How Will It End: David Chase Films 3 Separate Sopranos Endings?

Want to guess how the Sopranos will end on Sunday? Perhaps in a hail of bullets? With a whimper instead of a bang? Will Tony die? Perhaps he’ll rat out Phil Leotardo’s crew to the FBI to save his skin? And how will A.J. be involved if at all?

Whatever your theories may be, you might want to put your money on multiple guesses: “Sopranos” creator David Chase apparently filmed three different endings to the finale to help keep the conclusion secret. Chase also revels in defying expectations, so the logical ending might not be the the one that ultimately fits. He told Rolling Stone in 2001, “The paradigm of the traditional gangster film is the rise and fall. You have to ask yourself: Do I want to bother with that paradigm?”

In a recent interview with the AP, James Gandolfini himself said he had lost faith in Tony and no longer liked the character. “I used to. But it’s difficult toward the end. I think the thing with Christopher might have turned the corner.”

Chase has the final word on the finale. He told Entertainment Weekly recently, “There’ll be people who will like the finale and people who won’t like it, but I think that if people look at what the show was, or could even watch the whole story again, they’ll understand what the ending is” (apparently he came up with the ending four years ago)

Btw, the criminal sociopath study that Dr. Melfi and Bogdanovich keep referencing?
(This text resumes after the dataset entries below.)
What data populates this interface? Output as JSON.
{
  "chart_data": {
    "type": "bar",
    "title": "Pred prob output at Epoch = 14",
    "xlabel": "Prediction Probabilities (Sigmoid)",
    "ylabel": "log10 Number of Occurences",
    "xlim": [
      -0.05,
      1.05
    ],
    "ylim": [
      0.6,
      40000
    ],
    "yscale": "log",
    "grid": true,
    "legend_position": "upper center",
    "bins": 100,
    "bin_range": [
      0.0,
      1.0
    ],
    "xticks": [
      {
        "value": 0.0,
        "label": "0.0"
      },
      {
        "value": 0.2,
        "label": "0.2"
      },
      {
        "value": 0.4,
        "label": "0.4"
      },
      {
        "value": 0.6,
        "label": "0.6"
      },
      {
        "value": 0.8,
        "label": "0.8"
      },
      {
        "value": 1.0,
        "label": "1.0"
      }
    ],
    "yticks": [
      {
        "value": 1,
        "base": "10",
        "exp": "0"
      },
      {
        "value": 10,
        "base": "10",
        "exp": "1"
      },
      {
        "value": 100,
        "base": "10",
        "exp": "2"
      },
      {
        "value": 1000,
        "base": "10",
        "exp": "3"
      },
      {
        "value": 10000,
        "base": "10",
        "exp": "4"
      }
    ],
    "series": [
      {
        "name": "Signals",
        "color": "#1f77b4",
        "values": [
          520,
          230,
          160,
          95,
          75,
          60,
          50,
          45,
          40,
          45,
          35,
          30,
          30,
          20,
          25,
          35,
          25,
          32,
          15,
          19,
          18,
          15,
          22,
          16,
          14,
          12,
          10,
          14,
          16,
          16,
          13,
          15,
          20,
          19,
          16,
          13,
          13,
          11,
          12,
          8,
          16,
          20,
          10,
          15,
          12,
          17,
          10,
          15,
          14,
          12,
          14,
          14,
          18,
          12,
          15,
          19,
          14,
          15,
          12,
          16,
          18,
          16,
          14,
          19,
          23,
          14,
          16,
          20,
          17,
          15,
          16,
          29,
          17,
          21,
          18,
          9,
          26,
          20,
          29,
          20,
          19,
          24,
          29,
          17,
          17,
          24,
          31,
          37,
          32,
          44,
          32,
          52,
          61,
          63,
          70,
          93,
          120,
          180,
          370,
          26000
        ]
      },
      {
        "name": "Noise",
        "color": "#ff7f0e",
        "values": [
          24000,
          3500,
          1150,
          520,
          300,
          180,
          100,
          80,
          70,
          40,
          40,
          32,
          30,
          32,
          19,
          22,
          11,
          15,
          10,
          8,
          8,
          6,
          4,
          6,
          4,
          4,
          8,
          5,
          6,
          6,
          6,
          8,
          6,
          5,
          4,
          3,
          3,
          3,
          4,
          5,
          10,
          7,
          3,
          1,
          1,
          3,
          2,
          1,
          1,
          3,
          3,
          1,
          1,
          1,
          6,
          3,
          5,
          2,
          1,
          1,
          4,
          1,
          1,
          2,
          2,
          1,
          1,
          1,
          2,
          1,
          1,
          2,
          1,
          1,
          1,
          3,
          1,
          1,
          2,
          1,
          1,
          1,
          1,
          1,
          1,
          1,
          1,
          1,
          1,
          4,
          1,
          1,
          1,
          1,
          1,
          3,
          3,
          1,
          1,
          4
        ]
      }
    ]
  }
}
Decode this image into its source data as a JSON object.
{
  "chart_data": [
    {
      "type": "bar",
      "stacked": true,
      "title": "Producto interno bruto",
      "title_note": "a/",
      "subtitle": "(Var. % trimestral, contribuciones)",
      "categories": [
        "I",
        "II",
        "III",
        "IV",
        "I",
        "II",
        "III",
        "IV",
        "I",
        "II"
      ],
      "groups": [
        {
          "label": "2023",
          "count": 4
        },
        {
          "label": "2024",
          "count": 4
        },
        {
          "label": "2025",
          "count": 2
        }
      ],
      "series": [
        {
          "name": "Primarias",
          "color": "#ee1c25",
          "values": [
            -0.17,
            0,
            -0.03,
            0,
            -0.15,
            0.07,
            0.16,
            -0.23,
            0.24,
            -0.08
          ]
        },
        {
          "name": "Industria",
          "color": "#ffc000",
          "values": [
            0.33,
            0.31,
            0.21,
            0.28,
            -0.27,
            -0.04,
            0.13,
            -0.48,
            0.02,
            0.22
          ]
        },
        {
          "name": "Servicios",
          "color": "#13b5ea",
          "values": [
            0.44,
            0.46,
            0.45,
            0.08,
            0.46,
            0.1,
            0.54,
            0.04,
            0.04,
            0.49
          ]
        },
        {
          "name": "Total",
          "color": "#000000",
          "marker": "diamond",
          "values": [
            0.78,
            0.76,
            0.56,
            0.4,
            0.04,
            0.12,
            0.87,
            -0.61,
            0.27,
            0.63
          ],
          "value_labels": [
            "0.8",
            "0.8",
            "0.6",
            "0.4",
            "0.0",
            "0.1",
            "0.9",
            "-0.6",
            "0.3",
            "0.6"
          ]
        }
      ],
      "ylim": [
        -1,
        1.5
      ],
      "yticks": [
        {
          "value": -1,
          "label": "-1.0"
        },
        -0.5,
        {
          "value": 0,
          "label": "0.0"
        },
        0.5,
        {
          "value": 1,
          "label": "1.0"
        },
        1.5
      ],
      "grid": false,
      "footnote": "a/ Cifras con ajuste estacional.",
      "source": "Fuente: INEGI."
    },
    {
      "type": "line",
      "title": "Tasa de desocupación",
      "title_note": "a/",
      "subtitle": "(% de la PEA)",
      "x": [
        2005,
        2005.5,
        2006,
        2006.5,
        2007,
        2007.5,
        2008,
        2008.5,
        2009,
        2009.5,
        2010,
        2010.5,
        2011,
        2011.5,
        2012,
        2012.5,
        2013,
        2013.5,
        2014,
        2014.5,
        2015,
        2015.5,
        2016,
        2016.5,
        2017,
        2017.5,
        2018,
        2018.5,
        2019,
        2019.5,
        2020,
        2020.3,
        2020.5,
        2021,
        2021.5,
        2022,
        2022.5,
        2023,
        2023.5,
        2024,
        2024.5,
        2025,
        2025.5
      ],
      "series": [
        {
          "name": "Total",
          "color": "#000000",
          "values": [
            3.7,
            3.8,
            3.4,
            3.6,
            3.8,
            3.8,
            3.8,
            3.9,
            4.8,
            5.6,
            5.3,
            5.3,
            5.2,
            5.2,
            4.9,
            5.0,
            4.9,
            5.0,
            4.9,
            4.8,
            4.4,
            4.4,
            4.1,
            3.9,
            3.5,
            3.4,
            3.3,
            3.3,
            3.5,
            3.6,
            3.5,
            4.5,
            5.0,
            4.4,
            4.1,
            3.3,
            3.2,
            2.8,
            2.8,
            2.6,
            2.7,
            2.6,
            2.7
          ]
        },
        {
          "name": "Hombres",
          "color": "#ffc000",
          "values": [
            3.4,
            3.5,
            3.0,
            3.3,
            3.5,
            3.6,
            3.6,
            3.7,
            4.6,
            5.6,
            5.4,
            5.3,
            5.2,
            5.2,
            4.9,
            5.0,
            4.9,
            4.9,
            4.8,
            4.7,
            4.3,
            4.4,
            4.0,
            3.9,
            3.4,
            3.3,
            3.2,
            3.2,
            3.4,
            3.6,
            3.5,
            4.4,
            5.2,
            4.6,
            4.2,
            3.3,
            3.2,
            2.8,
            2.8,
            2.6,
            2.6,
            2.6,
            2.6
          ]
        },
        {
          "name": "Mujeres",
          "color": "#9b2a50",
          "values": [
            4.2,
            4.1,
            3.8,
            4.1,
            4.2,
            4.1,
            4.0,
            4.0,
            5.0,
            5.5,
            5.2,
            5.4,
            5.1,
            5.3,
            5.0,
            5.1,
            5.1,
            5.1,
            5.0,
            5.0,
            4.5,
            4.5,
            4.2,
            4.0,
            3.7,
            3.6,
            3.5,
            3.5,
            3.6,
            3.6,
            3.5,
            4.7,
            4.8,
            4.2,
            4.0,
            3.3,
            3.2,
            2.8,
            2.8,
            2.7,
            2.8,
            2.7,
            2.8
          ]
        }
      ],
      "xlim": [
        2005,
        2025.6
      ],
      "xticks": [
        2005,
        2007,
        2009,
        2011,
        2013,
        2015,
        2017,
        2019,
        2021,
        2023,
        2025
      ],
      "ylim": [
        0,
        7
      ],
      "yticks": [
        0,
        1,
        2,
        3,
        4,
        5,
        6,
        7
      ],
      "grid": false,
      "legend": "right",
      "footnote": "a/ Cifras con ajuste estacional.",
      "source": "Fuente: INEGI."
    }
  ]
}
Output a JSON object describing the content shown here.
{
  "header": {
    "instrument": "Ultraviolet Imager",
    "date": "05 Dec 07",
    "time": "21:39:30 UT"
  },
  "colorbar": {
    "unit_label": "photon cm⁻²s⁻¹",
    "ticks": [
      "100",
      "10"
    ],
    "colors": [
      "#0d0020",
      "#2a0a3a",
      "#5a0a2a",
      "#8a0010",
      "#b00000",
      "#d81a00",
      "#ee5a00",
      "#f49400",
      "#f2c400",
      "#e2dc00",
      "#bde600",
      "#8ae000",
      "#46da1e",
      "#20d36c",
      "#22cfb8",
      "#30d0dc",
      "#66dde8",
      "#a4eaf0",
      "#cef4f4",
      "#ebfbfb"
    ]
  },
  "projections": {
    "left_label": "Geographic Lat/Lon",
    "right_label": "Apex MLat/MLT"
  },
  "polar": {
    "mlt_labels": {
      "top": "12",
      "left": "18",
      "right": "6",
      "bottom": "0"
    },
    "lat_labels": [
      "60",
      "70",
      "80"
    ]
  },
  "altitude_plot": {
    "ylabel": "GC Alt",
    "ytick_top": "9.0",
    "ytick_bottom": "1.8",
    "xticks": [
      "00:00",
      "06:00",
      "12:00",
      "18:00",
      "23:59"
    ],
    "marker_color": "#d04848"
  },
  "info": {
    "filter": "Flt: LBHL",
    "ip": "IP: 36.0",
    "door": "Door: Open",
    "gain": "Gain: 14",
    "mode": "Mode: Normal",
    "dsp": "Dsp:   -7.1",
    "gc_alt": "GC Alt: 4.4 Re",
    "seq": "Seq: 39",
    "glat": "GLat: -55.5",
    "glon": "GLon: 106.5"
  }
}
It’s real.

Peter Biskind spoke to him in the March Vanity Fair Sopranos cover story and their conversation then reminds us that Sunday night could end somewhat ambiguously.
Biskind: You’re famous for not tying up loose ends.
Chase: I think, probably, that’s because that’s not what the story was about. It’s not important. It seems to be part of life, too, that things recede into the background or whatever. Something that was so important to you Thursday—all of a sudden, you’re caught up in something else and it’s not important Friday.